Version: develop

Kernels and Functions

Taichi and Python share a similar syntax, but they are not identical. To distinguish Taichi code from native Python code, we utilize three decorators: @ti.kernel, @ti.func, and @ti.real_func:

Functions decorated with @ti.kernel are known as Taichi kernels or simply kernels. These functions are the entry points where Taichi's runtime takes over the tasks, and they must be directly invoked by Python code. You can use native Python to prepare tasks, such as reading data from disk and pre-processing, before calling the kernel to offload computation-intensive tasks to Taichi.
Functions decorated with @ti.func or @ti.real_func are known as Taichi functions. These functions are building blocks of kernels and can only be invoked by another Taichi function or a kernel. Like normal Python functions, you can divide your tasks into multiple Taichi functions to enhance readability and reuse them across different kernels.
- Taichi functions decorated with @ti.func are Taichi inline functions. These functions are inlined into the kernels that call them. Runtime recursion of Taichi inline functions are not allowed.
- Taichi functions decorated with @ti.real_func are Taichi real functions. These functions are compiled into separate functions (like the device functions in CUDA) and can be called recursively. Taichi real functions are only supported on the LLVM-based backends (CPU and CUDA backends).

In the following example, inv_square() is decorated with @ti.func and is a Taichi function. partial_sum() is decorated with @ti.kernel and is a kernel. The former (inv_square()) is called by the latter (partial_sum()). The arguments and return value in partial_sum() are type hinted, while those in the Taichi function inv_square() are not.

import taichi as ti
ti.init(arch=ti.cpu)

@ti.func
def inv_square(x):  # A Taichi function
    return 1.0 / (x * x)

@ti.kernel
def partial_sum(n: int) -> float:  # A kernel
    total = 0.0
    for i in range(1, n + 1):
        total += inv_square(n)
    return total

partial_sum(1000)

Here comes a significant difference between Python and Taichi - type hinting:

Type hinting in Python is recommended, but not compulsory.
You must type hint each argument and return value of a Taichi kernel.

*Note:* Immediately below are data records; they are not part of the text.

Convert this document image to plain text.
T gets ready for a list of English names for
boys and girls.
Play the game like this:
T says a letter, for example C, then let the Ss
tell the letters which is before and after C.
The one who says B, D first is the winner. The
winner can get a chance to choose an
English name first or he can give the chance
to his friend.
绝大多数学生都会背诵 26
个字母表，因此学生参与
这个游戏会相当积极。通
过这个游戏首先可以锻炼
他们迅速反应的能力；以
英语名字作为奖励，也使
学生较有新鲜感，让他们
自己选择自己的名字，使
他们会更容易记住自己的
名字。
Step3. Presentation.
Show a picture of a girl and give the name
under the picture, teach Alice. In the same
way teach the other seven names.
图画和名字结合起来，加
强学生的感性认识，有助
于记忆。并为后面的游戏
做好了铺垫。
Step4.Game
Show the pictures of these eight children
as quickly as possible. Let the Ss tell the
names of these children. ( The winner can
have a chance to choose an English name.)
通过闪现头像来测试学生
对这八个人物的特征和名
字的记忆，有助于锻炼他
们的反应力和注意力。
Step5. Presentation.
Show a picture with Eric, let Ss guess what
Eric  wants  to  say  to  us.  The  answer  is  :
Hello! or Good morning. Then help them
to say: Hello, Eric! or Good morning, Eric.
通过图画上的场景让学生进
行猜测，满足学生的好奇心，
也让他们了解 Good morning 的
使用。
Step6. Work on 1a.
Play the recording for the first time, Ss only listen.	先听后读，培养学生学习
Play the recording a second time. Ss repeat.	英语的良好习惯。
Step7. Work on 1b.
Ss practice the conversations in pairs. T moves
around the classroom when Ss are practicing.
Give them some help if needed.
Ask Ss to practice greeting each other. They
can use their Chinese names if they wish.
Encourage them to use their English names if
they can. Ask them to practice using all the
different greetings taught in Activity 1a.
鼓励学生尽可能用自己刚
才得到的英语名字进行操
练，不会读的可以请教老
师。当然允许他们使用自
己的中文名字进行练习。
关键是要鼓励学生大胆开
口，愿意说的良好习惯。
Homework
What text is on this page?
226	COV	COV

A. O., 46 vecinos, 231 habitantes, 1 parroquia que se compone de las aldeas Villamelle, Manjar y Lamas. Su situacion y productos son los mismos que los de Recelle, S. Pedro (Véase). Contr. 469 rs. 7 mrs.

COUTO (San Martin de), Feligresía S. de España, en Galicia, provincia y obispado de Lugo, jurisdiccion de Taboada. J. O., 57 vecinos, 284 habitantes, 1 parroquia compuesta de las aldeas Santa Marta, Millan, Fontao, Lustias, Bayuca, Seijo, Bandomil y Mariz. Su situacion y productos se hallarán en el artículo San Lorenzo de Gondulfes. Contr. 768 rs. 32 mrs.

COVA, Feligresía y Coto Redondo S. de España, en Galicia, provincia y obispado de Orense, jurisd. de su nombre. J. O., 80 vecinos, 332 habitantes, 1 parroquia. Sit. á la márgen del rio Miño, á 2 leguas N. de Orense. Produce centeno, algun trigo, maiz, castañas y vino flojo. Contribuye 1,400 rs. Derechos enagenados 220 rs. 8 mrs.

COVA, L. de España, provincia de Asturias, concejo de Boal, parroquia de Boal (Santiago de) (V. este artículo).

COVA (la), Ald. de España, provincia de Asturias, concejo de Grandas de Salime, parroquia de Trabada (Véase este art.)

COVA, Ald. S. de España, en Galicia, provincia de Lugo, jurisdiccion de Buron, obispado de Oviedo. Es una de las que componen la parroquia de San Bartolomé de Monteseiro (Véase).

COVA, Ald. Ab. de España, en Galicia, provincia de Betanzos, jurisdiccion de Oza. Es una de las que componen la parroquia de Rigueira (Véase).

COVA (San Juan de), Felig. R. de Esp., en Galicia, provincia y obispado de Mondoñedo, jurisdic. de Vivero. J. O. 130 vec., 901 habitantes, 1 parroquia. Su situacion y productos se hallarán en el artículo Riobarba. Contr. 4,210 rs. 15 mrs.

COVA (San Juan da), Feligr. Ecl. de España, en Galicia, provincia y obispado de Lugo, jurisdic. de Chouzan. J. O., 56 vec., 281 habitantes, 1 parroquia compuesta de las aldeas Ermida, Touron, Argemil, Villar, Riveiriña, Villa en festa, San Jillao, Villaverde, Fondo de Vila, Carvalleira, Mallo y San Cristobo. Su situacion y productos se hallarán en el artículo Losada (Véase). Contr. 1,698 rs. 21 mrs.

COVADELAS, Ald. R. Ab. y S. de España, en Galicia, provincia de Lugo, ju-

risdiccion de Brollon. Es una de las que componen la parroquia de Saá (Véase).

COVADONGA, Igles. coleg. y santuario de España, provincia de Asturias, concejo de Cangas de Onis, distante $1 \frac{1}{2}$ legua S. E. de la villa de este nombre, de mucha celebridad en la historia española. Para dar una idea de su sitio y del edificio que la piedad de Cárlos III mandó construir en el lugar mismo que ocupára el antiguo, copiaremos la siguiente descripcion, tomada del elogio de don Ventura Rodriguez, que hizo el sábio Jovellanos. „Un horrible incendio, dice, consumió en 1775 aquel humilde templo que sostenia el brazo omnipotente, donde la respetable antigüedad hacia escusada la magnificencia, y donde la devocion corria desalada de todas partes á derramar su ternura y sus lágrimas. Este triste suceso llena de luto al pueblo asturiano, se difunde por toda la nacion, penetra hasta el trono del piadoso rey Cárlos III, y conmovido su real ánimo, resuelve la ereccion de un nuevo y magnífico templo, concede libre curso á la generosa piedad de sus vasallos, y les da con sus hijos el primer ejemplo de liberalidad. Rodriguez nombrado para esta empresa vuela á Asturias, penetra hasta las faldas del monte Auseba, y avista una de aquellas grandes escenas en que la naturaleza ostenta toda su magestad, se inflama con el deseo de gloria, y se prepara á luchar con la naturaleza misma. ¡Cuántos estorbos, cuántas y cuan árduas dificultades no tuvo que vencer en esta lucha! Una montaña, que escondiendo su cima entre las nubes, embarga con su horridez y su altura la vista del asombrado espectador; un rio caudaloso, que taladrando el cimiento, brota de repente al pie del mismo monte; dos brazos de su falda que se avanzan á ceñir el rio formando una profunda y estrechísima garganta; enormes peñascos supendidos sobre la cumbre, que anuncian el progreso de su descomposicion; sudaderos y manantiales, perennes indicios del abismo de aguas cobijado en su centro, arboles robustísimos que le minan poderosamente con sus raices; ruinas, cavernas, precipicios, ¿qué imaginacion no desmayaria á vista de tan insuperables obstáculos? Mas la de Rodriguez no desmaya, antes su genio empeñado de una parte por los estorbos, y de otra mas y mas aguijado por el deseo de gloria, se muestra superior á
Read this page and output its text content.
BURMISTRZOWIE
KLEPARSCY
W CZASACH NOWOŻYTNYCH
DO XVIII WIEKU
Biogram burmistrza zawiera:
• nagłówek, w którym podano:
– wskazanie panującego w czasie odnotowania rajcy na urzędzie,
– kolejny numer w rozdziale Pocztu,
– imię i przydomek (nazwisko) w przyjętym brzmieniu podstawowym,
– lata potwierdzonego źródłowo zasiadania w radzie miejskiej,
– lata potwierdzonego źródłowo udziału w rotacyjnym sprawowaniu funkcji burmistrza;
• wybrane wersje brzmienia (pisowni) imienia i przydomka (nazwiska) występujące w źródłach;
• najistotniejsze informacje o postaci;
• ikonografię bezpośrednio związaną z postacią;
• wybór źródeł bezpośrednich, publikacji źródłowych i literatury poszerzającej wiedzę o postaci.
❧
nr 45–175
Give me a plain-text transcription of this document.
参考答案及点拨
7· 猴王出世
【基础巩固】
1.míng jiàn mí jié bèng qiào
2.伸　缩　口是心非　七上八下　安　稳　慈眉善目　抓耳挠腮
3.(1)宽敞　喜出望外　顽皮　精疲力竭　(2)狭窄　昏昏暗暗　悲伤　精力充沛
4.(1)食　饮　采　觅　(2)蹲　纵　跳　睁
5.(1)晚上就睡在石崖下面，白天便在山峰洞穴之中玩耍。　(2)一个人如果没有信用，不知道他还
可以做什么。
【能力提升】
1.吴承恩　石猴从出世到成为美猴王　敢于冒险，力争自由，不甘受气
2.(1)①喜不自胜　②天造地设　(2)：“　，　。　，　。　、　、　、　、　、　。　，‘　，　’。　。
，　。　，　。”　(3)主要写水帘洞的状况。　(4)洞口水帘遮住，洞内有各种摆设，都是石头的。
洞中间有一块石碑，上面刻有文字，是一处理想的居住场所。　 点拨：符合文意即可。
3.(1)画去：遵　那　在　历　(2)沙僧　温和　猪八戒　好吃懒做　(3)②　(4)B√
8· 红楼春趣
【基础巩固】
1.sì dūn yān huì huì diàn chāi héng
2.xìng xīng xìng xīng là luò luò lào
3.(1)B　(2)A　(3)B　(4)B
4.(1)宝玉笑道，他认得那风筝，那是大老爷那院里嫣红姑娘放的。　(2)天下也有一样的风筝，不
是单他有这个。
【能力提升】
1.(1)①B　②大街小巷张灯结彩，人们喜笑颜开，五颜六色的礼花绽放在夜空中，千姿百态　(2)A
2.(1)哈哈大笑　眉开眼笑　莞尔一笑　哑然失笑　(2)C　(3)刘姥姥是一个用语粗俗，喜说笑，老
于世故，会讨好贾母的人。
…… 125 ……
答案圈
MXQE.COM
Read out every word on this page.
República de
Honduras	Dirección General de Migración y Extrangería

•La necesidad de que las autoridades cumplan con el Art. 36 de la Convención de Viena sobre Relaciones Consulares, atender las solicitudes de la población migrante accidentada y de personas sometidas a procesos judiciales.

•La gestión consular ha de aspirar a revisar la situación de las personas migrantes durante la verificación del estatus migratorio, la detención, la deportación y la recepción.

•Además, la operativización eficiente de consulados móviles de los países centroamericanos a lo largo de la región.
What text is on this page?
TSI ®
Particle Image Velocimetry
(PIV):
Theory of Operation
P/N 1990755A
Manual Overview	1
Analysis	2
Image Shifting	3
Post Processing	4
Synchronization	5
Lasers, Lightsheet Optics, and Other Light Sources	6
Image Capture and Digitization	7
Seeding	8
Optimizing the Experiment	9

Taichi Scope and Python Scope

Let's introduce two important concepts: Taichi scope and Python scope.

The code inside a kernel or a Taichi function is part of the Taichi scope. Taichi's runtime compiles and executes this code in parallel on multi-core CPU or GPU devices for high-performance computation. The Taichi scope corresponds to the device side in CUDA.
Code outside of the Taichi scope belongs to the Python scope. The code in the Python scope is written in native Python and executed by Python's virtual machine, not by Taichi's runtime. The Python scope corresponds to the host side in CUDA.

WARNING

Calling a Taichi function in the Python scope results in a syntax error raised by Taichi. For example:

import taichi as ti
ti.init(arch=ti.cpu)

@ti.func
def inv_square(x):
    return 1.0 / (x * x)

print(inv_square(1.0))  # Syntax error

You must call Taichi functions in the Taichi scope.

It is important to distinguish between kernels and Taichi functions as they have slightly different syntax. The following sections explain their respective usages.

Kernel

A kernel is the basic unit of execution in Taichi, and it serves as the entry point for Taichi's runtime which takes over from Python's virtual machine. Kernels are called in the same way as Python functions, and allow for switching between Taichi's runtime and Python's virtual machine.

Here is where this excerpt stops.